Supporting his Buy rating, Handler gives this stock a $12 price target indicating room for 28% growth.
Overall, Zynga gets a Moderate Buy from the Wall Street analyst consensus. This is based on 14 ratings, including 11 Buys, 2 Holds, and 1 Sell. The shares are trading at $9.37, and the $11.83 average price target suggests the stock has a 26% upside from current levels.
Zynga, with its acquisition-driven growth strategy could make slam-dunk investments in October and beyond, because it benefitd from consumer megatrends toward digital experiences and has convincing strategies for continued expansion in its market.
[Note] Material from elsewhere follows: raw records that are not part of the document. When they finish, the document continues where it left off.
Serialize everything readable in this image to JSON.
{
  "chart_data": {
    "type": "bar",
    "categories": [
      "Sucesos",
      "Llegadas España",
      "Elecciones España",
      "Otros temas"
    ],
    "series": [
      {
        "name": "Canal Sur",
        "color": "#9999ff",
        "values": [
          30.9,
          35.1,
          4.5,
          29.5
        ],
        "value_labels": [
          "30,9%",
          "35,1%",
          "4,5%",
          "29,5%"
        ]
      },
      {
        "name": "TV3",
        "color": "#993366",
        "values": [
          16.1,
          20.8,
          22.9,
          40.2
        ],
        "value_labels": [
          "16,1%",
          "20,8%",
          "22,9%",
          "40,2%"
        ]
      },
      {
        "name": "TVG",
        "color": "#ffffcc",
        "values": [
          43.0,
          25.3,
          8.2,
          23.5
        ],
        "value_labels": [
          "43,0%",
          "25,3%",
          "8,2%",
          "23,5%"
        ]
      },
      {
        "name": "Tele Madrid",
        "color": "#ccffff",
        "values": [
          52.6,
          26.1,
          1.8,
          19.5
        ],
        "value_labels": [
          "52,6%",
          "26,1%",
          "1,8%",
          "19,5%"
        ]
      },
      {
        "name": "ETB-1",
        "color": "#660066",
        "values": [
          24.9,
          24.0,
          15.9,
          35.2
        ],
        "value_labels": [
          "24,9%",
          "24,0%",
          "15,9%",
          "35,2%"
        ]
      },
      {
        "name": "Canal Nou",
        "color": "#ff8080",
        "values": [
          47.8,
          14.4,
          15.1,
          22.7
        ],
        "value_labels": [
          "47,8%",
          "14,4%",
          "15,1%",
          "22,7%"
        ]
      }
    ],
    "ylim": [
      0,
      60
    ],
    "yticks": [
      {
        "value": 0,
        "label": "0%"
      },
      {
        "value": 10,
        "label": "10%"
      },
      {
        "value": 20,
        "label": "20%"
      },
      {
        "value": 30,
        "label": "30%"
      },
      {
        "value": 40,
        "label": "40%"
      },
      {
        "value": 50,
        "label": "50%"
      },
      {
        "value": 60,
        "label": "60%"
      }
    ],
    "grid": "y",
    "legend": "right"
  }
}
Zynga’s strong history of turning acquisitions into growth plays will lift its performance in 2021. As already mentioned, Chief Executive Officer Frank Gibeau said that eight of Rollic’s games reached one or two in terms of most downloaded. That is, they had over 250 million downloads.
Despite the pandemic disrupting the economy, gaming demand is still very strong. The Peak team and the Harry Potter team should come out strong out of the gate.